A ella le tocó revisar el sector de la izquierda. Arranqué con el ala izquierda, se dijo. Enseguida notó que la mujer gorda, quizás no tanto como ella, la observaba. Pensó que era por una actitud de compañerismo ya que el hombre restante tendía a adelantarse y caminar solo. La mujer se lo señaló con las cejas y exhibió ambas palmas como diciendo: ¿qué podemos hacer?

Comenzaron a buscar en zigzag cruzando la arboleda de un lado a otro y deteniéndose en las fuentes y los espacios abiertos.

Delgada y bonita, se repetía Luciana, siempre lo mismo. Quince kilos había aumentado ella desde cuando estaba delgadita, y no tanto como hubiera querido. En la clínica, a la que iba cada día y que no abandonaba hasta la tarde, la habían curado, es decir que le habían hecho pagar el precio de ser como no le gustaba porque lo importante era estar bien y no pensar tanto en estar linda, que estar bien la ponía linda a una.
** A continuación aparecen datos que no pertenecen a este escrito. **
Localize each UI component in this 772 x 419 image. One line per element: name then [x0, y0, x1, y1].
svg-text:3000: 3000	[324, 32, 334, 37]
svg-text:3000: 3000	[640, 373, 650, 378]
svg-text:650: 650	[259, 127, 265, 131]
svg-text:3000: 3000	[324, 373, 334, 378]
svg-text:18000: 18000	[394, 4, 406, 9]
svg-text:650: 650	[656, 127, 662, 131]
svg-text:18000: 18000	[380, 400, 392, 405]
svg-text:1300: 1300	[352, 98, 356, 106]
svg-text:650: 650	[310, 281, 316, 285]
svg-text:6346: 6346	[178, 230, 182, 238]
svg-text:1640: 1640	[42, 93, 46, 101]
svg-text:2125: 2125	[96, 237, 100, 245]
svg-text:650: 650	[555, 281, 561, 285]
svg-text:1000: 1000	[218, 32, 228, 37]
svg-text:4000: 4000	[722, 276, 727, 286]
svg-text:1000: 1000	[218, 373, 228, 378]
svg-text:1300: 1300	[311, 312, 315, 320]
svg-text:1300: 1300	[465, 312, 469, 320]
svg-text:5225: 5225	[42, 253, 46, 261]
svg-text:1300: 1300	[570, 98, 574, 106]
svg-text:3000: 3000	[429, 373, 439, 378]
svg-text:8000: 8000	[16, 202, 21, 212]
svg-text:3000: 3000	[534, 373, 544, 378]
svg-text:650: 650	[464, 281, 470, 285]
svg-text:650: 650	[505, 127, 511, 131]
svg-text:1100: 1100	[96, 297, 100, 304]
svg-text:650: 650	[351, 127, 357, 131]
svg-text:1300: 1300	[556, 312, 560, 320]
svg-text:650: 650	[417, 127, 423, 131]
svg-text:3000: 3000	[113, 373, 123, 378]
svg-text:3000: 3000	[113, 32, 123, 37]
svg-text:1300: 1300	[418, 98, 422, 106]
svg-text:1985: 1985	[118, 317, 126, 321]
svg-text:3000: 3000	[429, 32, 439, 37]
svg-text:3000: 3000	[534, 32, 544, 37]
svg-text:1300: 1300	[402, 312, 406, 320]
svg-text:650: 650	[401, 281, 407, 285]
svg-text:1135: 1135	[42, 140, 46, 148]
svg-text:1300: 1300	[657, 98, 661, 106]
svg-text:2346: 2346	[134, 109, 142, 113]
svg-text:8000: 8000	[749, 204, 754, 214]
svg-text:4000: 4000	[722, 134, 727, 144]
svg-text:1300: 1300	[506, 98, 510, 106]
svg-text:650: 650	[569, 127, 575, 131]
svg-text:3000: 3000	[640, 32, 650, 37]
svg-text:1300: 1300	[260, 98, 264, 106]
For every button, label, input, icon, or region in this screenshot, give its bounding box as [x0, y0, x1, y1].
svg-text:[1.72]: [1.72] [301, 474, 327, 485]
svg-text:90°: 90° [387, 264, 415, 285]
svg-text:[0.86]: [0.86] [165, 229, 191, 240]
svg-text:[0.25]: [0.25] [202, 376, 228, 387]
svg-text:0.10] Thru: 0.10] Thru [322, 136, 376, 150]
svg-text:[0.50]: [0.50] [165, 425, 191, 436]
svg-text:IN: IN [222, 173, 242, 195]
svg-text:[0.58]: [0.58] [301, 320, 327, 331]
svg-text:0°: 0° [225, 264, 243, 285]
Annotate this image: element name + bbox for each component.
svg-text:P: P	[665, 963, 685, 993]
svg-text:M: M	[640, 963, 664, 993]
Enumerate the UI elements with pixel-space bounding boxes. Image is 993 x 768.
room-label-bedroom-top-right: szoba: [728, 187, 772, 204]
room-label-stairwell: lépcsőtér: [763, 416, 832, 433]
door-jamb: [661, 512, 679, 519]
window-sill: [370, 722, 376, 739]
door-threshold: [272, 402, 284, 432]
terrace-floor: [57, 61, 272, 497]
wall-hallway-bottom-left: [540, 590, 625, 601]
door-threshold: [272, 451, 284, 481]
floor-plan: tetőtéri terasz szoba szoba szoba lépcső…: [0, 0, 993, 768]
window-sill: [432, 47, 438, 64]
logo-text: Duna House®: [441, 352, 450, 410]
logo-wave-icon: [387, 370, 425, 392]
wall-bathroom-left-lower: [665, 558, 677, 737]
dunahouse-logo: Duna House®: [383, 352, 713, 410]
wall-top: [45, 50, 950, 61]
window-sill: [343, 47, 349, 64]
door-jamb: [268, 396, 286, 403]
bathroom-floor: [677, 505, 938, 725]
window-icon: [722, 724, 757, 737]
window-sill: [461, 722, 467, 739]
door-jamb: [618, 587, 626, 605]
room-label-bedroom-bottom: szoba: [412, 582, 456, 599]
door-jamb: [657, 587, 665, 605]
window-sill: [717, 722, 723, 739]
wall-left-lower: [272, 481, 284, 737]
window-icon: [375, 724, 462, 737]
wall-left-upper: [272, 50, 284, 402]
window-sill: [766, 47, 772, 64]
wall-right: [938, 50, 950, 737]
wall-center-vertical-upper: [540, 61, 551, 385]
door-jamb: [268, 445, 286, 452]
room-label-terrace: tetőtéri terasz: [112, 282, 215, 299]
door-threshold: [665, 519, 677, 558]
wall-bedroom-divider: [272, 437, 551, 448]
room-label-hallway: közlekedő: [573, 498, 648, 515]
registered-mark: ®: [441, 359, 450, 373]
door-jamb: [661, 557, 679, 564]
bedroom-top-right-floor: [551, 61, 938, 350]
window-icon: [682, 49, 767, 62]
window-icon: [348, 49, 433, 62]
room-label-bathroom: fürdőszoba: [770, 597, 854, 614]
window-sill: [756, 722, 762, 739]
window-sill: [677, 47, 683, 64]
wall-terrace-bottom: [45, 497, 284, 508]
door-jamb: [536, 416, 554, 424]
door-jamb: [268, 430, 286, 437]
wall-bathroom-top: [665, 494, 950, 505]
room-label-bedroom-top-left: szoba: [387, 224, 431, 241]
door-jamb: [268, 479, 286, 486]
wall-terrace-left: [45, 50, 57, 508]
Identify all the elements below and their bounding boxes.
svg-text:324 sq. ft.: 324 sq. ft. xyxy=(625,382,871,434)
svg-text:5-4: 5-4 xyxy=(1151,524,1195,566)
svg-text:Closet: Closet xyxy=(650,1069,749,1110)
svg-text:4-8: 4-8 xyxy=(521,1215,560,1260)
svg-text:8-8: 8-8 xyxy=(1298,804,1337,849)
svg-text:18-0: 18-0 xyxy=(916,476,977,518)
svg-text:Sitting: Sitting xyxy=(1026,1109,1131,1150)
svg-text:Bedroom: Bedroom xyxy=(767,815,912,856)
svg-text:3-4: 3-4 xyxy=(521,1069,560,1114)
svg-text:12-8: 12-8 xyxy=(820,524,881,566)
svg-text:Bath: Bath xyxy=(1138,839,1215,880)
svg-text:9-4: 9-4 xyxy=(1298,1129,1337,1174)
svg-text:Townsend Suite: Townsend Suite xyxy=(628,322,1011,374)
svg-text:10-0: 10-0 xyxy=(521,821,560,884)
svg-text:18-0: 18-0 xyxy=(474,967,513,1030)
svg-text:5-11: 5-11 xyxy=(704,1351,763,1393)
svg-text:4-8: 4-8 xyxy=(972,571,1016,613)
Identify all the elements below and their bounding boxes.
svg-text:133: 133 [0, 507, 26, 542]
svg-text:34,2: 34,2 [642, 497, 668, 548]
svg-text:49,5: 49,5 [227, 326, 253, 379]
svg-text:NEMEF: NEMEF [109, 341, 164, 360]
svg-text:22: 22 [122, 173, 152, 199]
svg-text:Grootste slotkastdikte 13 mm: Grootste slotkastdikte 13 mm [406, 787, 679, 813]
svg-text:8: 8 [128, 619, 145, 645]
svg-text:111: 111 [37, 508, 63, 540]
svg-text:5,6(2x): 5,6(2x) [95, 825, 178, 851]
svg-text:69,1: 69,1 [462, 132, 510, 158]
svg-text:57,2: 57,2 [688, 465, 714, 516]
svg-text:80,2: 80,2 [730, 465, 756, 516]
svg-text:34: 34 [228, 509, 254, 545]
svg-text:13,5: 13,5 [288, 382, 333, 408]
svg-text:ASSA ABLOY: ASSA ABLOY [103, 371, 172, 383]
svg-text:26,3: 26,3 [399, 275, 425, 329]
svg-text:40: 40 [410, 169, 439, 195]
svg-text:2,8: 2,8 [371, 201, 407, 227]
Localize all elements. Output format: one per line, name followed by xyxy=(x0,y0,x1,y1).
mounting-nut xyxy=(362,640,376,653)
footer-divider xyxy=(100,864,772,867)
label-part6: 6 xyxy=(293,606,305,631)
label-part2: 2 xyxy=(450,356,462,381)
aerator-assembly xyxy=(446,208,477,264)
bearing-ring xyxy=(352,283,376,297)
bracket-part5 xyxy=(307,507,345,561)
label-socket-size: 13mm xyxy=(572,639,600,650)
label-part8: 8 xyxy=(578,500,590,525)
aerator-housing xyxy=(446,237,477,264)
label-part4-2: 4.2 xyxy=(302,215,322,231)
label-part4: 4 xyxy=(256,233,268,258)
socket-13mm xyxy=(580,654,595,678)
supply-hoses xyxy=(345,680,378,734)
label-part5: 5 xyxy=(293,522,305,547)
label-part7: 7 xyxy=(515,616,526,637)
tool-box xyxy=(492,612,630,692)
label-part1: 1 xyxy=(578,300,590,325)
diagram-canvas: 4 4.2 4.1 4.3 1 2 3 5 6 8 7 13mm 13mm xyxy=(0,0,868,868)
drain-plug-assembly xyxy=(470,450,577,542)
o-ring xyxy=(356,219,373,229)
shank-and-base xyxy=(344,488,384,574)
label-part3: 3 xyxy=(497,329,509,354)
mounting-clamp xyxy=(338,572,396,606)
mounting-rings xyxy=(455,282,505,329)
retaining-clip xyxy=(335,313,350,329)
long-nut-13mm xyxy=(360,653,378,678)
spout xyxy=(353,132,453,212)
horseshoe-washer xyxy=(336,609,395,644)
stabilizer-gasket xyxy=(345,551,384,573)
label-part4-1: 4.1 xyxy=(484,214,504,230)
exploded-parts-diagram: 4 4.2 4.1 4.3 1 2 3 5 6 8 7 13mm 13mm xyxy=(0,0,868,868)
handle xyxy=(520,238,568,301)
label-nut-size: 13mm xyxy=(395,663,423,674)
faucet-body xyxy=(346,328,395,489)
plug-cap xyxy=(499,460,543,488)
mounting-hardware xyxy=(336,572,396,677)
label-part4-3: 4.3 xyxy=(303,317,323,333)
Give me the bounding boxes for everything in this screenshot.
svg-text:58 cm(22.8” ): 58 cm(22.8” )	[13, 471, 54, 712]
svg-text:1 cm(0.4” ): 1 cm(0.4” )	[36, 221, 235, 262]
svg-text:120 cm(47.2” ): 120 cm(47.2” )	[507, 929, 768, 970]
Allí, tuvo que aprender a comer de nuevo.

Es delgadita y linda le remarcó al jefe del grupo, hay que buscar una chica así. Le daba lástima que esa chica se sintiera perdida y temía que le hubiese pasado algo grave.

Después de revisar por casi una hora sin resultados, volvieron para reunirse con los dos grupos restantes. Nada.

Se dio aviso al móvil de la policía que estaba estacionado en la calle. Los oficiales preguntaron las señas de la pasajera faltante: jeans y suéter rojo, delgada, pelo castaño, rasgos regulares y agradables, repitió en su aplicado francés Leonardo mientras Manolo asentía con cara de preocupación y los pasajeros se mantenían a la expectativa. Leonardo consultó a la central del operador turístico y le recomendaron que siguiese camino. La policía continuaría buscando y, mientras tanto, ellos le cursarían la identidad de a pasajera por descarte.

Esa noche llegaron a Saint Malo. Luciana subió por sus propios medios la valija a su cuarto, no quería esperar. Después descargó su bolso en donde estaban sus jeans y el suéter rojo que había vestido durante la mañana.

Entonces bajó al lobby, y, con tanta corrección como asombro dijo, yo también tengo el bolso mis jeans y un suéter rojo, como esa chica, y me cambié esta mañana en los baños del palacio.

La noticia salió en los diarios franceses, y tiempo después en algún diario inglés.

En ese tour, y por última vez, Luciana se compró ropa, por supuesto de cuatro talles más grandes que el suyo aún a pesar de las observaciones de los vendedores.

La historia me la contó ella y no me quiso mostrar los recortes de los diarios donde aparecía con títulos sugerentes como la pasajera que se encontró a sí misma. Me tomé el trabajo de chequearla y la vi tanto en CBS News como en The Independent, donde los títulos decían: “Mujer perdida se encontró a sí misma después de una intensa búsqueda” y “Turista perdida sale en busca de sí misma” respectivamente.

Esa vez me dijo en tono de interrogación, con sus ojos azorados y su voz ingenua, Tití, Vos sabéz que ezo ez mentira, yo, todavía, no me encontré a mí misma, ¿Qué hago Tití?

 

A propósito, ahora la ropa se la compra su compañero del que espera un hijo. Sigue delgada y bonita.